Recovering from vaginal childbirth in hospital
The postnatal examination
The woman and her baby should be examined daily by the midwife during her stay in hospital, but more regularly if there is any deviation from normal (see Chapter 2 for content of the postnatal examination). Women should have the opportunity to talk through the events of their labour to ensure that they understand what happened and why. In a small study (Dennett 2003) exploring women’s views about having the opportunity to talk through what happened during the birth, women found it helpful to fill in the gaps and make sense of events, particularly if there were any complications. However, formal debriefing is not advocated (NICE 2006).
Length of stay
The length of hospital stay has reduced steadily over the last decade. However, there is a lack of evidence regarding the risks and benefits of early transfer home (Brown et al 2002). More than 70% of women who have a spontaneous birth leave hospital within one day of the birth (The Information Centre 2007). However women who have an instumental birth are likely to stay for 2 days. Perineal pain and discomfort is a considerable issue for women during their hospital stay.
Perineal pain
Non-steroidal anti-inflammatory drugs (NSAIDs) via suppository, given immediately after perineal suturing, are an effective analgesic for up to 24 hours after the birth (Hedayati et al 2004). However, women respond differently to analgesia and have varying degrees of laceration, oedema and bruising contributing to their individual pain or discomfort. It is important to listen to a woman who reports pain, and to find out what she has already tried to relieve her symptoms. If a woman reports severe or increasing pain, her perineum should be re-examined to ensure that a haematoma is not developing or that her wound has not become infected.

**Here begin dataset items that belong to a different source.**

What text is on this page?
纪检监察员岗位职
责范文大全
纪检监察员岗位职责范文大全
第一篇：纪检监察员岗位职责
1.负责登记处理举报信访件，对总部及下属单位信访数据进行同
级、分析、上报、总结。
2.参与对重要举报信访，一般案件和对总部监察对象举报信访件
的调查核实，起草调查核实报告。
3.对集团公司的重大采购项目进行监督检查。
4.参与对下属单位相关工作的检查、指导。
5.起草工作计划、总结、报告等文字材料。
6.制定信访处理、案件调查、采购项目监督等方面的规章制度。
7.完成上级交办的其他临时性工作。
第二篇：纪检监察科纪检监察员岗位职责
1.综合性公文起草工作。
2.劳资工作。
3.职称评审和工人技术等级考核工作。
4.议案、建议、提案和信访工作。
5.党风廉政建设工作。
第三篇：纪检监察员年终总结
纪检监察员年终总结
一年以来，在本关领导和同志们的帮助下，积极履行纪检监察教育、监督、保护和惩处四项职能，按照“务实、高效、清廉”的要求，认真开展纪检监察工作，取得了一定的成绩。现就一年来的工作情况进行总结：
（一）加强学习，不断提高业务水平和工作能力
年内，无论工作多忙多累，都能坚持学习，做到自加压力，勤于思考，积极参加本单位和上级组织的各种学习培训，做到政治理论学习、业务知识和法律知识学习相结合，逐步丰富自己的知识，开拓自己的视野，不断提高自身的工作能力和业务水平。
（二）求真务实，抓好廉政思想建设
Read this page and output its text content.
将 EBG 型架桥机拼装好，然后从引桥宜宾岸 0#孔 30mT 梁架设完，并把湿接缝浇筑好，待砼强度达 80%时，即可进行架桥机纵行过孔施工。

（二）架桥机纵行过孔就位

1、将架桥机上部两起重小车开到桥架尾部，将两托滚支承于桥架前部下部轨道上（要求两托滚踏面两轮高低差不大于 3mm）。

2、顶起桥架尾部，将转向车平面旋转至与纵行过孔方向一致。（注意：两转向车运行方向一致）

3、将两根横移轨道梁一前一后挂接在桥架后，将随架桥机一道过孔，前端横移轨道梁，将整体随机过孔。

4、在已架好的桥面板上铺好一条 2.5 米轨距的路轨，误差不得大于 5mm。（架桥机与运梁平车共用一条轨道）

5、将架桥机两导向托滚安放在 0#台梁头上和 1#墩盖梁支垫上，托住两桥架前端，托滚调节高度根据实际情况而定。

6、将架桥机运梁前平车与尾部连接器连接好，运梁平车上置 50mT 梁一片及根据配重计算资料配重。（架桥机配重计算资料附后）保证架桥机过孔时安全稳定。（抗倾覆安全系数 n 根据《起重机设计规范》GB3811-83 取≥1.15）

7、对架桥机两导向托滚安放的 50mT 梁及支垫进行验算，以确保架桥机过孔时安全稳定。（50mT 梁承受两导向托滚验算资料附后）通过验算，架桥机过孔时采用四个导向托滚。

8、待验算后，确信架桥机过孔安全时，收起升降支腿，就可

Oral analgesia followed by a warm bath is a useful means of treating mild to moderate perineal pain. The bath will help distract and then relax her while the analgesia is taking effect and also cleanse the wound. Bath additives should be avoided and a clean sanitary towel applied afterwards. A randomized controlled trial (Sleep & Grant 1988) found no difference between groups of women who were allocated to one of three 10-day bathing programmes: salt bath, Savlon bath or additive-free bathing. Cooling gel pads as a means of reducing perineal pain are highly acceptable to women (Steen & Marchant 2001) but a systematic review concluded that there is little evidence of their effectiveness (East et al 2007).
Perineal ultrasound and pulsed electromagnetic energy (PEME) are sometimes used for the treatment of a painful perineum. However, a systematic review of the limited evidence available (Hay-Smith 1998) concluded that there is insufficient evidence to evaluate the benefit or harm of such treatments, and that further research is necessary to inform practice. Similarly, there is insufficient evidence to advocate the use of topical anaesthetics for postnatal perineal pain (Hedayati et al 2005).